Ça s’en va et ça revient… François Bayrou prend la relève de Michel Barnier sur le dossier Projet de loi finances 2025. Le Premier ministre, sans vraiment développer le sujet, a annoncé des « économies importantes » pour faire baisser le « surendettement » de la France dans le but de trouver 50 milliards d’euros pour tenter de ramener le déficit public à 5,4 % du PIB en 2025. Le budget sera réparti entre 21 milliards de hausses d’impôts d’un côté et 32 milliards d’économies de l’autre.


 

Collectivités

La contribution demandée par le gouvernement aux collectivités pour réduire le déficit public est fixée à 2,2 milliards d’euros en 2025, contre 5 milliards prévus auparavant. Le gel de la dynamique de la TVA affectée aux collectivités, cette mesure représentant un impact de 1,2 milliard d’euros pour les collectivités locales, est maintenu.

ESS

Cette contribution, toujours trop importante, va fortement toucher le secteur de l’Économie sociale et solidaire (ESS), surtout dans le domaine de la petite enfance, les collectivités coupant déjà drastiquement dans leurs dépenses, souligne l’Udes, l’organisation patronale de l’ESS.

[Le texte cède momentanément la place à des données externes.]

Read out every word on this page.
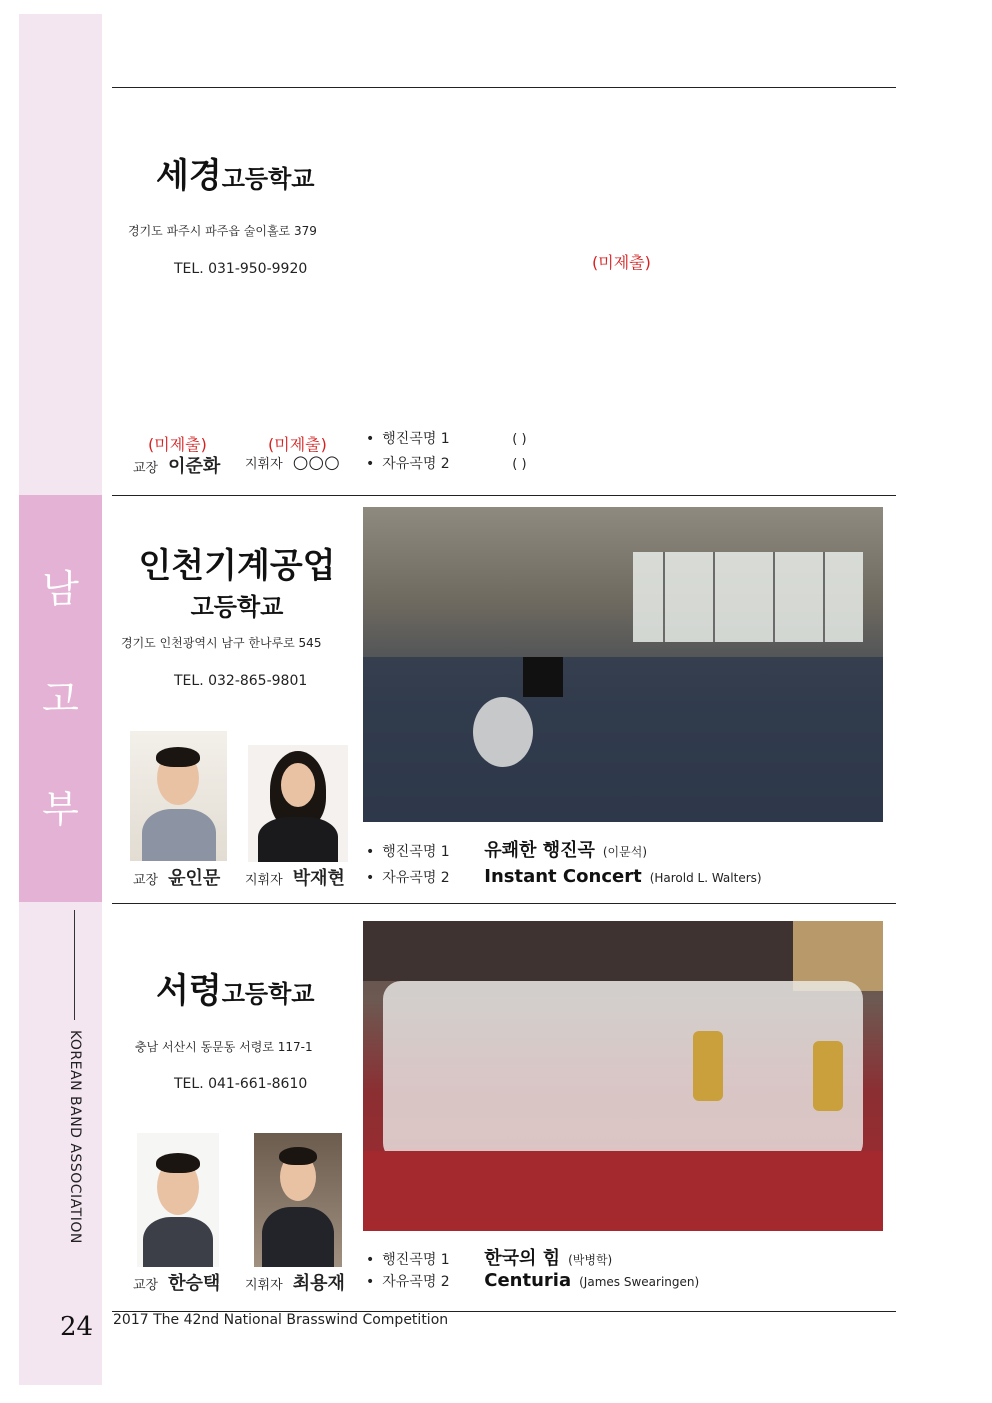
남
고
부
KOREAN BAND ASSOCIATION
24 2017 The 42nd National Brasswind Competition
세경고등학교
경기도 파주시 파주읍 술이홀로 379
TEL. 031-950-9920	(미제출)
(미제출)	(미제출)
교장 이준화 지휘자 ○○○
• 행진곡명 1	( )
• 자유곡명 2	( )
인천기계공업
고등학교
경기도 인천광역시 남구 한나루로 545
TEL. 032-865-9801
교장 윤인문 지휘자 박재현
• 행진곡명 1	유쾌한 행진곡 (이문석)
• 자유곡명 2	Instant Concert (Harold L. Walters)
서령고등학교
충남 서산시 동문동 서령로 117-1
TEL. 041-661-8610
교장 한승택 지휘자 최용재
• 행진곡명 1	한국의 힘 (박병학)
• 자유곡명 2	Centuria (James Swearingen)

ESS France déclare avoir obtenu plus de visibilité et de transparence pour les moyens publics dédiés à son secteur grâce au rapport Orange budgétaire voté au Sénat en annexe au projet de loi de finances. Ce rapport devra présenter et rassembler l’ensemble des moyens dédiés à la politique de l’Économie sociale et solidaire de l’État et des collectivités territoriales, jusque-là difficilement traçables car dispersés en de nombreux programmes.
ESS France appelle le gouvernement et les parlementaires à conserver dans le texte final du PLF 2025 « l’augmentation des crédits initialement menacés de l’action Économie sociale et solidaire et responsable du programme 305 « Stratégies économiques », victoire obtenue difficilement en décembre dernier ». Aucune autre indication sur le montant des crédits attribués à l’ESS n’est donnée par ESS France.

Entre autres taxes

Les grandes entreprises seront mises à contribution, notamment avec une surtaxe d’impôt pour un gain estimé à 8 milliards d’euros. Il n’y aura pas de hausse du prélèvement forfaitaire unique (FTU) sur les revenus du capital, mais la taxe sur les transactions financières de 0,3 % devrait passer à 0,5 %.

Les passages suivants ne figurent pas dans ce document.